Machines are fallible and so are humans, and shit happens, to be sure, and no doubt many Ohio voters were able to record their choices promptly and without grotesque anomalies. But what strikes my eye is this: in practically every case where lines were too long or machines too few the foul-up was in a Democratic county or precinct, and in practically every case where machines produced impossible or improbably outcomes it was the challenger who suffered and the actual or potential Democratic voters who were shortchanged, discouraged, or held up to ridicule as chronic undervoters or as sudden converts to fringe-party losers.
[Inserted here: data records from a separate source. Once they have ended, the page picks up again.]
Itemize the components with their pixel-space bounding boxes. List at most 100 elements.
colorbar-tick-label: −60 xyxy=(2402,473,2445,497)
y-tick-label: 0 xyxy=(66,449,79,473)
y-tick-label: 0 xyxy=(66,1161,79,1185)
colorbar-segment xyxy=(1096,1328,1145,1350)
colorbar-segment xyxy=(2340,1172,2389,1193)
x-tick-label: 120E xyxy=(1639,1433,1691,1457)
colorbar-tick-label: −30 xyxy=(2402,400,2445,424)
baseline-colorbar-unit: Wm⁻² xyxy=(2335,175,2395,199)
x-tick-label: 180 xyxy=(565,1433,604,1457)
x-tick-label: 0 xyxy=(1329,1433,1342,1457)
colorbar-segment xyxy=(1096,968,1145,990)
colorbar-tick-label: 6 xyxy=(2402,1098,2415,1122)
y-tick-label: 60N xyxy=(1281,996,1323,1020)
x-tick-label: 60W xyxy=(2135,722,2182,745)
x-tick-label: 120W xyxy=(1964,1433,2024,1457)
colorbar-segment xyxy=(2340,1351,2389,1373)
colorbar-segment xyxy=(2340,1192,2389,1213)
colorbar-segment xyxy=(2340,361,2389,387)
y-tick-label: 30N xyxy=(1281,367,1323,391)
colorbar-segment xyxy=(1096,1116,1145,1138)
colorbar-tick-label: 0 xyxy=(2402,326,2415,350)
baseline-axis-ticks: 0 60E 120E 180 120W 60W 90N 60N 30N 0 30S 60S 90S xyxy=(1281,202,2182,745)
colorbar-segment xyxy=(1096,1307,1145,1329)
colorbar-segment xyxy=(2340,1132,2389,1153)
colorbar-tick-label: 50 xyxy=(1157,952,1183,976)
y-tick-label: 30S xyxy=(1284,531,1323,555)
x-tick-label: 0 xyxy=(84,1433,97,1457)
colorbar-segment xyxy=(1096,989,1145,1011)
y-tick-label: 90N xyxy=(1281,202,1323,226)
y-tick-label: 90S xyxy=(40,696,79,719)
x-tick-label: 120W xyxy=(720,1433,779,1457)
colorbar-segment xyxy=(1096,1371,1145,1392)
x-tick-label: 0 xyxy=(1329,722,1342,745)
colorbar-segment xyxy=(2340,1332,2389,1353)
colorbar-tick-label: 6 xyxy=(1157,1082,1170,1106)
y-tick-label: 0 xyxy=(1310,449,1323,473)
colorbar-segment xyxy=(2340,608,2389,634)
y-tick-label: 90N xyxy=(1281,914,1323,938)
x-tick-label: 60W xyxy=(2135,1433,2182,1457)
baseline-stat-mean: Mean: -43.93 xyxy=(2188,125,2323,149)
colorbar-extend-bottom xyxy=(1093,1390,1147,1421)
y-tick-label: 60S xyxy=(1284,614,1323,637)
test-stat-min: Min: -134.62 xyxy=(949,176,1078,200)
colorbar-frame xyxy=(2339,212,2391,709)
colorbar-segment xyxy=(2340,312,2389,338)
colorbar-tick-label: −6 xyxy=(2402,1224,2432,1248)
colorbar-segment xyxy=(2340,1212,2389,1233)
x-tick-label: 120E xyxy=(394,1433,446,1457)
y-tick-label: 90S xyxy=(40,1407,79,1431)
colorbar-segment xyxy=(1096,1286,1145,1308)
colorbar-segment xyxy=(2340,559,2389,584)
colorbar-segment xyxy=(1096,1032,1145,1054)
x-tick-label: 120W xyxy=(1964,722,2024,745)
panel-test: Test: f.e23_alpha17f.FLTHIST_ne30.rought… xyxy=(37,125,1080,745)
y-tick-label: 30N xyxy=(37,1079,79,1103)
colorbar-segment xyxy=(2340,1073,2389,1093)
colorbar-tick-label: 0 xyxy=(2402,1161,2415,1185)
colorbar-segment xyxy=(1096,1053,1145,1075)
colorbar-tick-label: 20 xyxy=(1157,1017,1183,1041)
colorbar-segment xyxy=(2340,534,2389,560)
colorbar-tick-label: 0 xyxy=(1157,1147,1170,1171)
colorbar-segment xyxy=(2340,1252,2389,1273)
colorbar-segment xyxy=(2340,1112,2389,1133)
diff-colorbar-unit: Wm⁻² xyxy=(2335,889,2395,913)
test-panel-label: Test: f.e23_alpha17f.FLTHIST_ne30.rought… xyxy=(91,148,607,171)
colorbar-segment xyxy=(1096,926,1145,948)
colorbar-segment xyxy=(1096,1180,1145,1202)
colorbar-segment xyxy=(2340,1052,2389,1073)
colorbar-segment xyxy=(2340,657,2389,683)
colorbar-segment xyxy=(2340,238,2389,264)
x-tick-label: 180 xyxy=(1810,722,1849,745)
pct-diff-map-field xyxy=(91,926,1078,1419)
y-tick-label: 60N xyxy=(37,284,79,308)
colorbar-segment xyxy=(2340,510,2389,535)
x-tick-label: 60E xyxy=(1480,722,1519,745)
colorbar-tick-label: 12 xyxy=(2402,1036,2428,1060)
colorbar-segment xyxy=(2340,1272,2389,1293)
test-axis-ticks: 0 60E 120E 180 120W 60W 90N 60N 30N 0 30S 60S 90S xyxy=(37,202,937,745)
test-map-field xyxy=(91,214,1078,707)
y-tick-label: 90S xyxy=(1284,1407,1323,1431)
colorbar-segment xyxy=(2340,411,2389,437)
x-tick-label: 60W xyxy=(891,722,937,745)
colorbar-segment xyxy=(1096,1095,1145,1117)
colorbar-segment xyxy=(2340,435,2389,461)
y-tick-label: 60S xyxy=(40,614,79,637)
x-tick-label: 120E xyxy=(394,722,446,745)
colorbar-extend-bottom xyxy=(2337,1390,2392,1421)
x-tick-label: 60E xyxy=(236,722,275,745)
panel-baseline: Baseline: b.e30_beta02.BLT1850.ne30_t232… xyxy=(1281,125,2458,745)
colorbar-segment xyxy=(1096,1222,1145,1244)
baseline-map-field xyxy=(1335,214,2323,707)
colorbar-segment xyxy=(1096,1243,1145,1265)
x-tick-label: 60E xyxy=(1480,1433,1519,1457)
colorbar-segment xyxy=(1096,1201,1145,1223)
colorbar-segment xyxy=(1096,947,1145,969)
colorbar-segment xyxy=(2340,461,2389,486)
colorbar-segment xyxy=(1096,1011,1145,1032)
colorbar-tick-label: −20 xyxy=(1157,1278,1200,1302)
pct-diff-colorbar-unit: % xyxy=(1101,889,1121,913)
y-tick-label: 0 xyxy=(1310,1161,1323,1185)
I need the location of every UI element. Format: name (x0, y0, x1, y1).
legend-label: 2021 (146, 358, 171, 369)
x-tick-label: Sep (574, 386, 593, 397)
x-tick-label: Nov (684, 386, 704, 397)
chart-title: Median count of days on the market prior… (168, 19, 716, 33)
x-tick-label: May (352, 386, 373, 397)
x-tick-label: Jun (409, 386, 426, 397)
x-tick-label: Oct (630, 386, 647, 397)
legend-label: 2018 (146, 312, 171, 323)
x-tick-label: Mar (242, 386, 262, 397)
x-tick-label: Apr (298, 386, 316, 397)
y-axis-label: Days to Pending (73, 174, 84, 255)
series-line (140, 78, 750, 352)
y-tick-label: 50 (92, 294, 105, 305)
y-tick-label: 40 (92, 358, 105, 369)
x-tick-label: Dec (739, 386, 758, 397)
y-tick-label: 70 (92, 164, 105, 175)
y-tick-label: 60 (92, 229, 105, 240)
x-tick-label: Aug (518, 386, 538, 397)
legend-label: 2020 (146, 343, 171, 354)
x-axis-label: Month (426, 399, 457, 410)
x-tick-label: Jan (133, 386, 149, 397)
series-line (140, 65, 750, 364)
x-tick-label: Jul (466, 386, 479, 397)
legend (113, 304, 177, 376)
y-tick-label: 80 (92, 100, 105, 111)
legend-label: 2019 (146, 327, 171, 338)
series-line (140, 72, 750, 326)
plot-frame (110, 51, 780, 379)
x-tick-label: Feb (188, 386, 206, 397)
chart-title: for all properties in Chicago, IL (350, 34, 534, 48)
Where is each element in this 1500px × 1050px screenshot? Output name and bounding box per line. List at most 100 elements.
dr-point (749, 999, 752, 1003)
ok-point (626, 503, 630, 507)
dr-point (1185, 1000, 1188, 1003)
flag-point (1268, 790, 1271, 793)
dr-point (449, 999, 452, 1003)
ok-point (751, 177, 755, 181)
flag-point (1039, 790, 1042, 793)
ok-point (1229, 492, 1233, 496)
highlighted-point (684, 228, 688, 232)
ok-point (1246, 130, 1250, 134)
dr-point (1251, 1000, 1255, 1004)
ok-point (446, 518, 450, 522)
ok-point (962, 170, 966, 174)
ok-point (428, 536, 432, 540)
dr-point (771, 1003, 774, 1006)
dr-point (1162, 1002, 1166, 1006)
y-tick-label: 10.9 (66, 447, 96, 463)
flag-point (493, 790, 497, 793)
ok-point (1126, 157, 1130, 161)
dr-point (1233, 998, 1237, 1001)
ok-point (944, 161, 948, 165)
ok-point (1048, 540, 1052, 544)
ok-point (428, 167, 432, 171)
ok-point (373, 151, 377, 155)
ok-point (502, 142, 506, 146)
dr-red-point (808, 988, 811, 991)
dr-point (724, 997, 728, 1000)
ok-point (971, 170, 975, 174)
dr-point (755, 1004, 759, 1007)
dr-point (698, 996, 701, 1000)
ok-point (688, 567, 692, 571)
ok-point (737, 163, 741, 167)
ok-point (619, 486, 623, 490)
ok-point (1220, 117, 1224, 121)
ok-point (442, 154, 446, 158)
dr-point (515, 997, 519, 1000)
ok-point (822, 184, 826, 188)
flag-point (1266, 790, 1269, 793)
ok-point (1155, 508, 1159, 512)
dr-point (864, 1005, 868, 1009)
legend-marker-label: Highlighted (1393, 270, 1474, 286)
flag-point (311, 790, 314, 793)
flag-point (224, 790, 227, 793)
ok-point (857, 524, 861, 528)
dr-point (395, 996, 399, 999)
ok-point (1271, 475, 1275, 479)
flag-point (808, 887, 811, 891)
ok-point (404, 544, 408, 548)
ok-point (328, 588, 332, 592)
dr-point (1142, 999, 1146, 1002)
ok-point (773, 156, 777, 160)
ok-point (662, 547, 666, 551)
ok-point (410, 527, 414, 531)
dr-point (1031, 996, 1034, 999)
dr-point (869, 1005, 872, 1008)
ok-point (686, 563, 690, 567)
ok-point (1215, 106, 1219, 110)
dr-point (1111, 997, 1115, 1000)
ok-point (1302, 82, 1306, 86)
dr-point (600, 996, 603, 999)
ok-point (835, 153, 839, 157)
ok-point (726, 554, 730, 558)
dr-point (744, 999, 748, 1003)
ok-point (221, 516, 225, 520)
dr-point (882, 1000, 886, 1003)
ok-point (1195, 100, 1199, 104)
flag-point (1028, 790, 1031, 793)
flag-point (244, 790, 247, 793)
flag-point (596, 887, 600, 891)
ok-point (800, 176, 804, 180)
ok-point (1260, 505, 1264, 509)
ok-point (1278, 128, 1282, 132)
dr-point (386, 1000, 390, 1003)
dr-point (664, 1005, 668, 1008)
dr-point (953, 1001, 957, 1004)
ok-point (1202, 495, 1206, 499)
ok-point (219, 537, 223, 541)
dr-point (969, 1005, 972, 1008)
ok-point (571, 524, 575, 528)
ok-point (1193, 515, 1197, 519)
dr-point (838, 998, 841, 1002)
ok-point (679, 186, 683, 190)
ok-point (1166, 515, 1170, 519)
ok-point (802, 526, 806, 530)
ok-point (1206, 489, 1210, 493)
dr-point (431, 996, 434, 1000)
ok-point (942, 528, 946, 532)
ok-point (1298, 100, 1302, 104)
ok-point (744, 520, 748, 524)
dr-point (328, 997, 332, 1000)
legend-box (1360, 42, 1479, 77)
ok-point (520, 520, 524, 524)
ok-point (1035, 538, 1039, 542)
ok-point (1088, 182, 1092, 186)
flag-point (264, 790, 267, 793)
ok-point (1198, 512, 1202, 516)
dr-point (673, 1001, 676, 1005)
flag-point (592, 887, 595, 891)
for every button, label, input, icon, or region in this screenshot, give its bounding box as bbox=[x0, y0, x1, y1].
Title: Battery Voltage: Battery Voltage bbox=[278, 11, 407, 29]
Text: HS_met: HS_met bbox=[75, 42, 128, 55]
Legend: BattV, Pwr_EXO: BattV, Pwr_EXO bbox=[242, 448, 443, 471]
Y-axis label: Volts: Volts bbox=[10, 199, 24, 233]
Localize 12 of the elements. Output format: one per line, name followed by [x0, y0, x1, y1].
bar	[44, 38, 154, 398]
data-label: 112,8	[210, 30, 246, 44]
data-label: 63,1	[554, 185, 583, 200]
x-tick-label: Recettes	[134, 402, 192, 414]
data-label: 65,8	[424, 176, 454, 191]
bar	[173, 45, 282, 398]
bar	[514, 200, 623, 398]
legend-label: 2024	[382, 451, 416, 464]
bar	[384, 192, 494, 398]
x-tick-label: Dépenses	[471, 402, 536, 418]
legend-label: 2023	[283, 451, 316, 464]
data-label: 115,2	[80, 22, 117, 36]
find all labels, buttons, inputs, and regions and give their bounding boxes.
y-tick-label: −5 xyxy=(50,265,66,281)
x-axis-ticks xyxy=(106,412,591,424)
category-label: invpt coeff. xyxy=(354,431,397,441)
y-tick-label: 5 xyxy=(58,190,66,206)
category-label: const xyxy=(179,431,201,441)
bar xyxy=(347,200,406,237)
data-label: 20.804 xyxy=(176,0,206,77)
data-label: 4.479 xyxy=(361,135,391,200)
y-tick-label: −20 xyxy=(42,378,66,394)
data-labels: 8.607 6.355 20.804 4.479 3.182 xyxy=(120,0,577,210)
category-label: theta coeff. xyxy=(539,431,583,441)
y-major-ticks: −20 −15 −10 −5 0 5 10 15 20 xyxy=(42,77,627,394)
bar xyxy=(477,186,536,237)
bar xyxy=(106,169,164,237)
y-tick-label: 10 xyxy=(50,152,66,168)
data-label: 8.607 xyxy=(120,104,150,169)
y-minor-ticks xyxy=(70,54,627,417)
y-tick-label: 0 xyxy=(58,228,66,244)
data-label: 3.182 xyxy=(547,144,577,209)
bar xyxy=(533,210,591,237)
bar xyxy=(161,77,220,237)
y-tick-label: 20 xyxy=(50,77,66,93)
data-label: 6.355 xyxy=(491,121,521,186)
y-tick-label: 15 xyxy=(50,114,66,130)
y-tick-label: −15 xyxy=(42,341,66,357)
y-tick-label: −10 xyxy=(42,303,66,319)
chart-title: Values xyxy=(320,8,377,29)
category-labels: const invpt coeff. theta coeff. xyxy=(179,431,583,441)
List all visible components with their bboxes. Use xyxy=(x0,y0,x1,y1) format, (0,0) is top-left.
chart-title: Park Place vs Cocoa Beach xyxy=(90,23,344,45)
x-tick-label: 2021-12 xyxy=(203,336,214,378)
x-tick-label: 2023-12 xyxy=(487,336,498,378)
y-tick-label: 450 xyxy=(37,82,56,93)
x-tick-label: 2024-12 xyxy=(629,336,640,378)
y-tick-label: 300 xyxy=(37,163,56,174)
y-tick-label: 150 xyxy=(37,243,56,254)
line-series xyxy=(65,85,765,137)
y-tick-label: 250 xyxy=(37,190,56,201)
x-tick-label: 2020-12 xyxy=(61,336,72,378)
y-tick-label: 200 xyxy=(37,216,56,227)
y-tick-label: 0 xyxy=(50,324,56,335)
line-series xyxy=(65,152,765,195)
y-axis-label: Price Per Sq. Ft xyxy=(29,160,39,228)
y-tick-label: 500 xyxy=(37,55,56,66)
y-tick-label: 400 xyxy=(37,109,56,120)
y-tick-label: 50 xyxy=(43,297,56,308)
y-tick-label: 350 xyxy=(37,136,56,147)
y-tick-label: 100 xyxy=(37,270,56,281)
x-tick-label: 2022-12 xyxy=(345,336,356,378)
He also discusses the suspicious "lock down" at the Warren County administration building, when Republican election administrators suddenly announced concerns about terrorist attacks - citing FBI reports which the FBI denies making - and blocked reporters from monitoring the vote count. And he declares:
(p. 218)Whichever way you shake it, or hold it to the light, there is something about the Ohio election that refuses to add up. The sheer number of irregularities compelled a formal recount, which was completed in late December and which came out much the same as the original one, with 176 fewer votes for George Bush. But this was a meaningless exercise in reassurance, since there is simply no means of checking, for example, how many "vote hopes" the computerized machines might have performed unnoticed.
To those who say that a vote tampering enterprise of this magnitude would require "a dangerously large number of people," Hitchens says he spent time with an anonymous expert involved in the manufacture of voting machines, who did not happen to believe that tampering took place, but who assured him that it could be done by a very, very few people:
This is because of the small number of firms engaged in the manufacturing and the even smaller number of people, subject as they are to the hiring practices of these firms, who understand the technology. "Machines were put in place with no sampling to make sure they were 'in control' and no comparison studies," she explained. "The code of the machines is not public knowledge, and none of these machines has since been impounded." In these circumstances, she said, it's possible to manipulate both the count and the proportion of votes...The Ohio courts are currently refusing all motions to put the state's voting machines, punchcard or touchscreen, in the public domain. It's not clear to me, or to anyone else, who is tending the machines meanwhile...
Hitchens concludes his story:
The Federal Election Commission, which has been a risible body for far too long, ought to make Ohio its business. The Diebold company, which also manufactures ATMS, should not receive another dime until it can produce a voting system that is similarly reliable. And Americans should cease to be treated like serfs or extras when they present themselves to exercise their franchise.